The Ten Commandments were given on two tablets, sometimes called table 1 and table 2. The former dealt with our relationship with God, the latter, table 2, with our relationships with one another. Jesus spends far more time with table 2 than the former. It is the absolute will of God that we live together in harmony. And all of them, all of them, fit within the law to “Love one’s neighbor as one’s self.”
John Wesley’s rules fit this bill. He said, “First do not harm.” First, because it is very difficult to undo harm. Forgiveness, yes; consequences, very difficult. How do we avoid anger, contempt, belittling, demeaning? How do we avoid hurting one another? First, do no harm.

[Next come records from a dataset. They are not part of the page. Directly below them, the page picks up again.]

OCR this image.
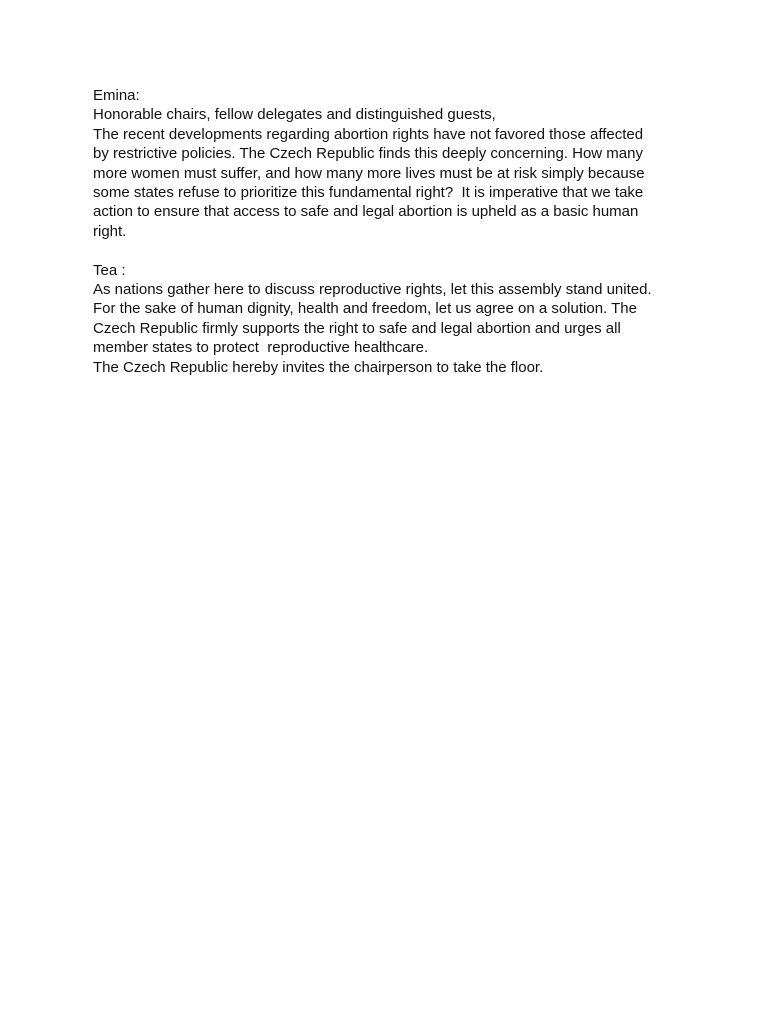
Emina:
Honorable chairs, fellow delegates and distinguished guests,
The recent developments regarding abortion rights have not favored those affected
by restrictive policies. The Czech Republic finds this deeply concerning. How many
more women must suffer, and how many more lives must be at risk simply because
some states refuse to prioritize this fundamental right?  It is imperative that we take
action to ensure that access to safe and legal abortion is upheld as a basic human
right.
Tea :
As nations gather here to discuss reproductive rights, let this assembly stand united.
For the sake of human dignity, health and freedom, let us agree on a solution. The
Czech Republic firmly supports the right to safe and legal abortion and urges all
member states to protect  reproductive healthcare.
The Czech Republic hereby invites the chairperson to take the floor.
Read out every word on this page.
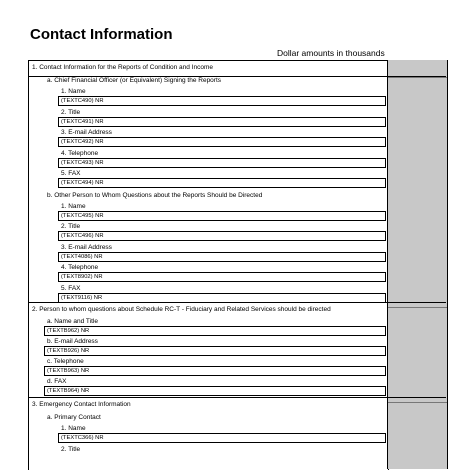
Contact Information
Dollar amounts in thousands
1. Contact Information for the Reports of Condition and Income
a. Chief Financial Officer (or Equivalent) Signing the Reports
1. Name
(TEXTC490) NR
2. Title
(TEXTC491) NR
3. E-mail Address
(TEXTC492) NR
4. Telephone
(TEXTC493) NR
5. FAX
(TEXTC494) NR
b. Other Person to Whom Questions about the Reports Should be Directed
1. Name
(TEXTC495) NR
2. Title
(TEXTC496) NR
3. E-mail Address
(TEXT4086) NR
4. Telephone
(TEXT8902) NR
5. FAX
(TEXT9116) NR
2. Person to whom questions about Schedule RC-T - Fiduciary and Related Services should be directed
a. Name and Title
(TEXTB962) NR
b. E-mail Address
(TEXTB926) NR
c. Telephone
(TEXTB963) NR
d. FAX
(TEXTB964) NR
3. Emergency Contact Information
a. Primary Contact
1. Name
(TEXTC366) NR
2. Title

“Then, do good.” Just as Jesus calls us to positive action (go, be reconciled with your neighbor), Wesley tells us, “Do good.” How is it that we can be a positive force in our neighbor’s life? J. Ellsworth Kalas wrote a book, The Ten Commandments from the Backside,” in which he restates the commandments in positive terms. Instead of just “Do not murder,” he says “Embrace life.” How is it that we give life to another? We need to be thoughtful, we need to be intentional to not just not harm but to do good. Kalas says instead of not just coveting, be grateful for all that your neighbor has. Grateful people do all the good they can. So may we live in harmony! Amen.